My wife is admitted as a public patient but she needs to find a private obstetrician first. From online forums, we found out that Werribee Mercy Hospital is serviced by about 5-6 obstetricians. Dr. Sahhar has a clinic at Altona and has good reviews but his fees seem to be higher than those charged by other obstetricians. We decided on Dr. John How, whose clinic is at Spotswood, which is not far away from Altona. My wife is not very proficient in English so I am hoping we can find a Mandarin-speaking obstetrician. Dr. How is indeed a Chinese, previously from Singapore but he can only speak Cantonese, not Mandarin. We are very happy with his services and feel that he is very experienced and skilful. He made a decisive judgement in taking out the baby by suction when my wife was having difficulty delivering and the baby’s heartbeats were weakening.
For my wife’s second pregnancy, we decided to go back to Werribee Mercy Hospital because we have very good experience there and we do not wish to risk going to another unknown hospital. However, we did not go back to Dr. John How as we feel that his fees are somewhat on the high side. Dr. Calandra is the only obstetrician that bulk bills patients but my wife will need to wait three months to see him. I have also come across some negative reviews of him, including the comment that you get what you have paid for.

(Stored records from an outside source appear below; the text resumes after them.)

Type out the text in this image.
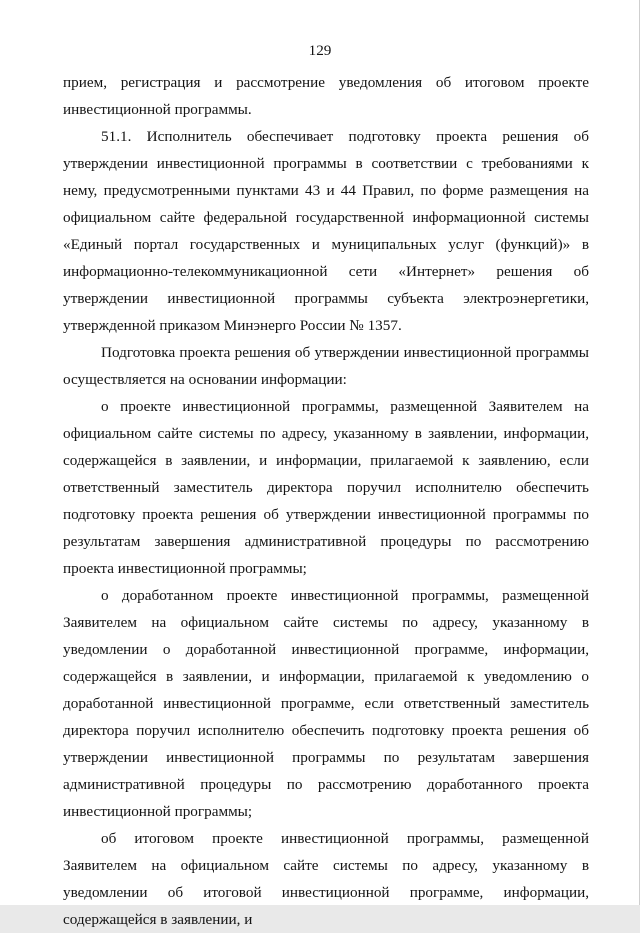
129

прием, регистрация и рассмотрение уведомления об итоговом проекте инвестиционной программы.

51.1. Исполнитель обеспечивает подготовку проекта решения об утверждении инвестиционной программы в соответствии с требованиями к нему, предусмотренными пунктами 43 и 44 Правил, по форме размещения на официальном сайте федеральной государственной информационной системы «Единый портал государственных и муниципальных услуг (функций)» в информационно-телекоммуникационной сети «Интернет» решения об утверждении инвестиционной программы субъекта электроэнергетики, утвержденной приказом Минэнерго России № 1357.

Подготовка проекта решения об утверждении инвестиционной программы осуществляется на основании информации:

о проекте инвестиционной программы, размещенной Заявителем на официальном сайте системы по адресу, указанному в заявлении, информации, содержащейся в заявлении, и информации, прилагаемой к заявлению, если ответственный заместитель директора поручил исполнителю обеспечить подготовку проекта решения об утверждении инвестиционной программы по результатам завершения административной процедуры по рассмотрению проекта инвестиционной программы;

о доработанном проекте инвестиционной программы, размещенной Заявителем на официальном сайте системы по адресу, указанному в уведомлении о доработанной инвестиционной программе, информации, содержащейся в заявлении, и информации, прилагаемой к уведомлению о доработанной инвестиционной программе, если ответственный заместитель директора поручил исполнителю обеспечить подготовку проекта решения об утверждении инвестиционной программы по результатам завершения административной процедуры по рассмотрению доработанного проекта инвестиционной программы;

об итоговом проекте инвестиционной программы, размещенной Заявителем на официальном сайте системы по адресу, указанному в уведомлении об итоговой инвестиционной программе, информации, содержащейся в заявлении, и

We decided to consult Dr. Stephen Ong, whose clinic is at West Footscray. My wife had to wait two months to see him but she managed to get our local GP to share care with him during this period. Like Dr. How, Dr. Ong can only speak Cantonese. While Dr. How can hardly speak any Mandarin, Dr. Ong can manage a few sentences. The first appointment turned out to be quite amusing. Dr. Ong was checking my wife’s medical history. He asked my wife in Mandarin whether she smokes and my wife replied “No”. Then he asked my wife whether she drinks water. My wife was taken aback. She loves drinking water so she is perplexed why he is asking this question. I then told my wife that Dr. Ong has meant to ask whether she consumes alcohol. He had wrongly substituted the Chinese word for alcohol with water.

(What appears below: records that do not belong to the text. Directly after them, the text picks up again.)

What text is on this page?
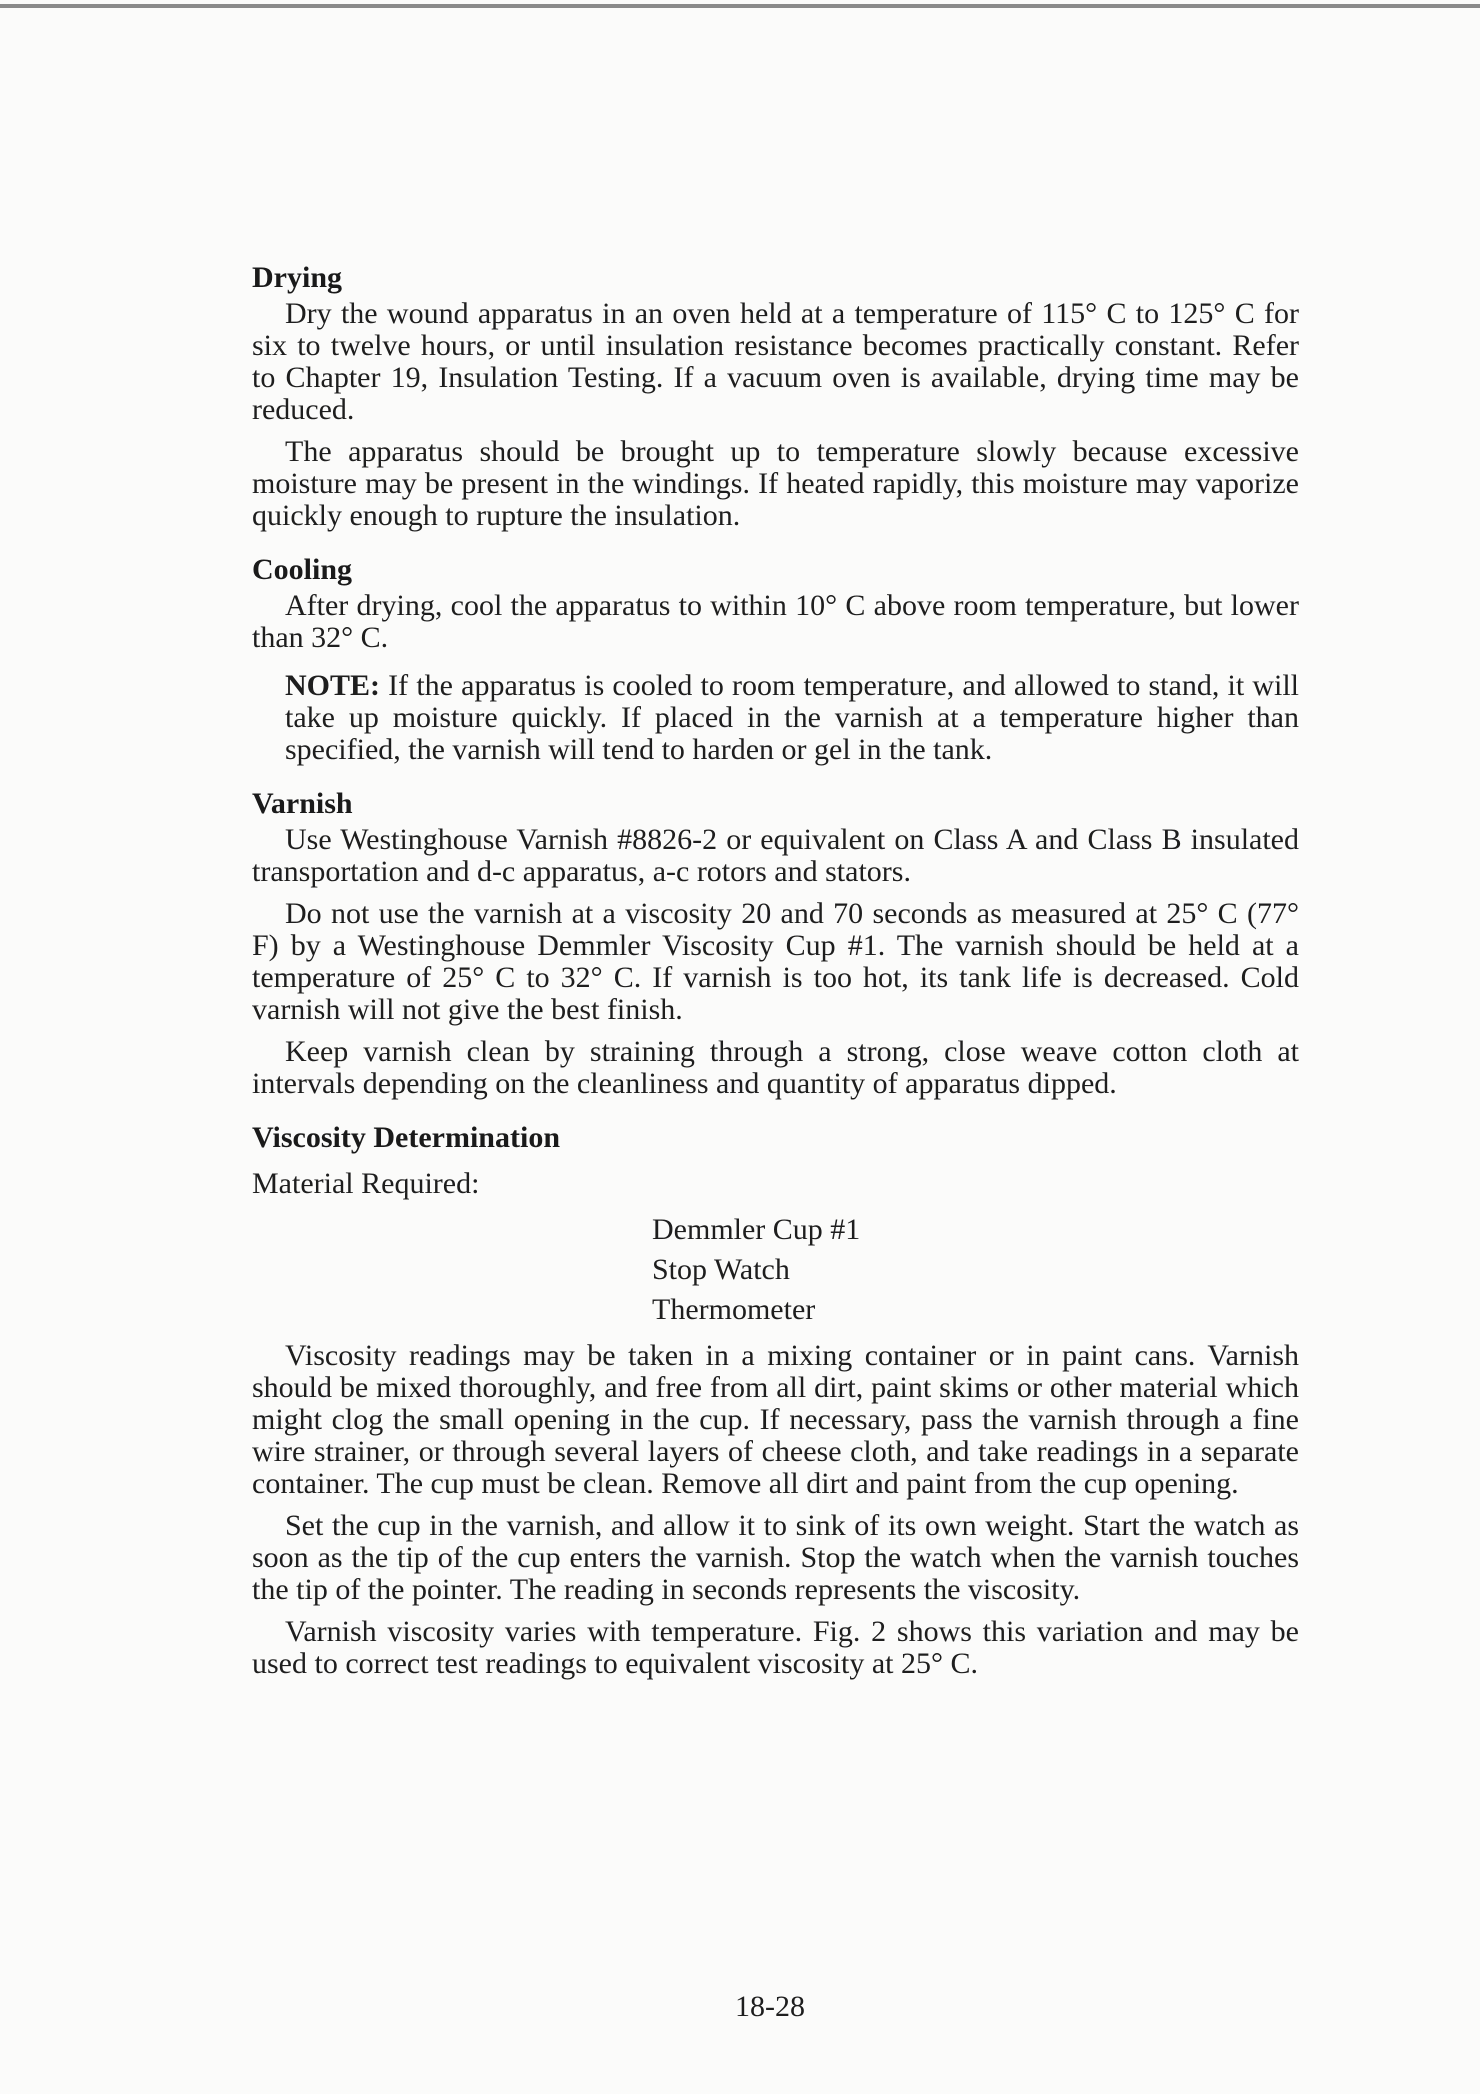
Drying

Dry the wound apparatus in an oven held at a temperature of 115° C to 125° C for six to twelve hours, or until insulation resistance becomes practically constant. Refer to Chapter 19, Insulation Testing. If a vacuum oven is available, drying time may be reduced.

The apparatus should be brought up to temperature slowly because excessive moisture may be present in the windings. If heated rapidly, this moisture may vaporize quickly enough to rupture the insulation.

Cooling

After drying, cool the apparatus to within 10° C above room temperature, but lower than 32° C.

NOTE: If the apparatus is cooled to room temperature, and allowed to stand, it will take up moisture quickly. If placed in the varnish at a temperature higher than specified, the varnish will tend to harden or gel in the tank.

Varnish

Use Westinghouse Varnish #8826-2 or equivalent on Class A and Class B insulated transportation and d-c apparatus, a-c rotors and stators.

Do not use the varnish at a viscosity 20 and 70 seconds as measured at 25° C (77° F) by a Westinghouse Demmler Viscosity Cup #1. The varnish should be held at a temperature of 25° C to 32° C. If varnish is too hot, its tank life is decreased. Cold varnish will not give the best finish.

Keep varnish clean by straining through a strong, close weave cotton cloth at intervals depending on the cleanliness and quantity of apparatus dipped.

Viscosity Determination

Material Required:

Demmler Cup #1
Stop Watch
Thermometer

Viscosity readings may be taken in a mixing container or in paint cans. Varnish should be mixed thoroughly, and free from all dirt, paint skims or other material which might clog the small opening in the cup. If necessary, pass the varnish through a fine wire strainer, or through several layers of cheese cloth, and take readings in a separate container. The cup must be clean. Remove all dirt and paint from the cup opening.

Set the cup in the varnish, and allow it to sink of its own weight. Start the watch as soon as the tip of the cup enters the varnish. Stop the watch when the varnish touches the tip of the pointer. The reading in seconds represents the viscosity.

Varnish viscosity varies with temperature. Fig. 2 shows this variation and may be used to correct test readings to equivalent viscosity at 25° C.

18-28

During both my wife’s labour in Werribee Mercy Hospital, she was fortunate to give birth in a large birthing suite on a double bed and to continue staying in the same room for 3 days. There is enough space on the bed for me to sleep over at nights. My wife has a choice of the meals, which are delicious. Except for the obstetrician’s fees, we are not required to pay any hospital expenses. My wife learnt from an Altona friend who gave birth at the Royal Women Hospital that she had to go hungry after the birth as she had missed the meal time. At Werribee Mercy Hospital, the fridge is always stacked with extra meals and sandwiches, in case the patients need them outside meal hours. My wife has no problem requesting for extra food. The midwives are also very friendly and give good advice on taking care of newborn babies. When my wife was having problems breastfeeding our first child, she went back to Werribee Mercy Hospital for a breastfeeding day session (10 a.m. – 4 p.m.), during which she was taught how to breastfeed correctly. When my wife was having no sleep due to our second child crying incessantly throughout the night, the nurse volunteered to take the baby out of the room and to pacify him so that my wife can have a good sleep. I would say that Victoria has a very good support system as a midwife from the Hospital visited us at home soon to check that both mother and baby have no problem. This was followed by another home visit from the local council’s maternity service.
I learnt from some friends who had used health insurance that they actually ended up paying more than they would if they choose to go through the public system and not receiving any different superior service compared to public patients.